In the early 1930s, Santa Monica Park was renamed Beverly Gardens and was extended to span the entire two mile length of Santa Monica Boulevard through the city. At its Santa Monica and Wilshire corner, the Electric Fountain, a constant symphony of form and color at night, was installed, with a small sculpture at the top of a Tongva kneeling in prayer, homage to the heritage of Beverly Hills as a wellspring of fertility and abundance.
By the 1950s, small vacant lots remained and developers cropped whole mountains to ease the housing shortage. The stables and trails of the unusually large Doheny family estate, Greystone Mansion was bought by Paul Trousdale. The Trousdale Estates area was eventually annexed and an expensive housing development began to take shape in the hills above the city.
Beverly Hills marketed itself as one of the most glamorous places in the world to shop. The Golden Triangle, with Rodeo Drive at its center, was marketed as the apex of chic shopping and fashion.
The Via Rodeo, the first new street in Beverly Hills in seventy-six years, was completed in 1990. The Spanish cobblestone street leads to 2 Rodeo Drive, a “mini-mall” with upscale shops and restaurants. In 1992, the Beverly Hills Civic Center was opened. Designed by architect Charles Moore, it links the new public library, fire and police departments with the historic City Hall.

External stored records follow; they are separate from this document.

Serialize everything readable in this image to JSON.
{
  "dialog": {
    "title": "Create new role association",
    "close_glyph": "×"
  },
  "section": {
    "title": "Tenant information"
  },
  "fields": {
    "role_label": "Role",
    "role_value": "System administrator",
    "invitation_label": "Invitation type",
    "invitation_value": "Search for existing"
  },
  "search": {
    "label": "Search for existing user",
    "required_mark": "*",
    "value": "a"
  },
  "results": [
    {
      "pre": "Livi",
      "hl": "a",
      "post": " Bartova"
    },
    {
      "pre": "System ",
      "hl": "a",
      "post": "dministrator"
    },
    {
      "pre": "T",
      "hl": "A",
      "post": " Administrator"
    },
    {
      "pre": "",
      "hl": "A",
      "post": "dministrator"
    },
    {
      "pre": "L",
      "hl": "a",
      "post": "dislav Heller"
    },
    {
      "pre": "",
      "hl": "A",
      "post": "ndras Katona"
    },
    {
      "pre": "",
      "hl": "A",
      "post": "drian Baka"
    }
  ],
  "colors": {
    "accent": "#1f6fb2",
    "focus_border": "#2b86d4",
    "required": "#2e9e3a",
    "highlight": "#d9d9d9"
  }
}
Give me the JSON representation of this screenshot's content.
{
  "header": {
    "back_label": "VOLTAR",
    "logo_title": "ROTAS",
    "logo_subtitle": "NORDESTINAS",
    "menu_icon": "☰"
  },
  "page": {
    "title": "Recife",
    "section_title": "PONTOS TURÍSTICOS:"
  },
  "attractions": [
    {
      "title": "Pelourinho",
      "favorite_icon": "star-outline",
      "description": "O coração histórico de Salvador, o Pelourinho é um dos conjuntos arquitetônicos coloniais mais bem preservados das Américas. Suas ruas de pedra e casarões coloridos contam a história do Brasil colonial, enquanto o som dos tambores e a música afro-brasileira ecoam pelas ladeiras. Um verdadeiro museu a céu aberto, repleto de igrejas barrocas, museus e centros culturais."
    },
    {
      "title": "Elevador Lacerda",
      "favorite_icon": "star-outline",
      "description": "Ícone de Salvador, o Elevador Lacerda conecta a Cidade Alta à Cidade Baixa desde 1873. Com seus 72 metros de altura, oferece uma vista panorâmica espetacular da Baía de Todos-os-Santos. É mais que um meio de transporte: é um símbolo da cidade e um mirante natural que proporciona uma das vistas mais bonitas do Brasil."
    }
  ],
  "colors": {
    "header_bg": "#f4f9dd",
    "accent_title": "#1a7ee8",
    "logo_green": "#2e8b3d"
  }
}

The city’s image has been enhanced by being featured in television shows and movies set in Beverly Hills, including the The Jack Benny Program (1950 to 1954), The Beverly Hillbillies (1962 to 1971), the Beverly Hills Cop movies, Beverly Hills 90210 (1990 to 2000), and 90210 (2008 – present).
Rodeo Drive, Beverly and Canon Drives all recently underwent construction to widen the sidewalks and beautify the streets. New construction has also just been completed that added more parking for visitors to the famed shopping area.